En cause, la diminution des commandes pour l’usine alsacienne. Lors de la réunion de lundi, les employés de Novares ont également appris que les négociations avec le constructeur automobile britannique Ineos, qui cherchait un sous-traitant local pour son site de production de Hambach (Moselle), n’avaient pas abouti. Ce contrat aurait permis de relancer le chiffre d’affaires de l’usine.

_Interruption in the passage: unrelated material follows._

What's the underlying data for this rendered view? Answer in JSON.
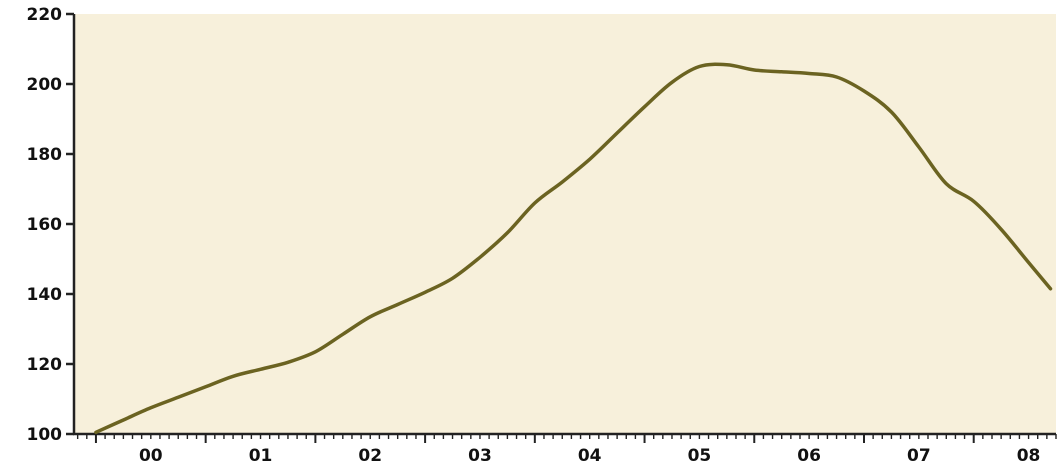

Départ de Stellantis et Toyota
«Depuis 2018, nous n’avons plus de nouveaux projets de la part de Stellantis, un très important client. Ceux sur lesquels nous travaillons arrivent en fin de parcours», soulève Isabelle Weber, déléguée syndicale CFTC du site. Durant un an, le site d’Ostwald a produit des pièces pour Toyota, suite à l’incendie d’une usine de Novares en République Tchèque. «C’était un nouveau challenge à relever, tout le monde s’y est mis! Mais la production est repartie en juin en République Tchèque, où une usine neuve a été reconstruite», reprend Isabelle Weber.
Les salariés de Novares Ostwald ont débrayé le 12 septembre. Les élus syndicaux préparent désormais l’échéance du 25 septembre. «On va faire au mieux pour négocier les conditions de départ, car tout le monde est méritant», souligne Isabelle Weber.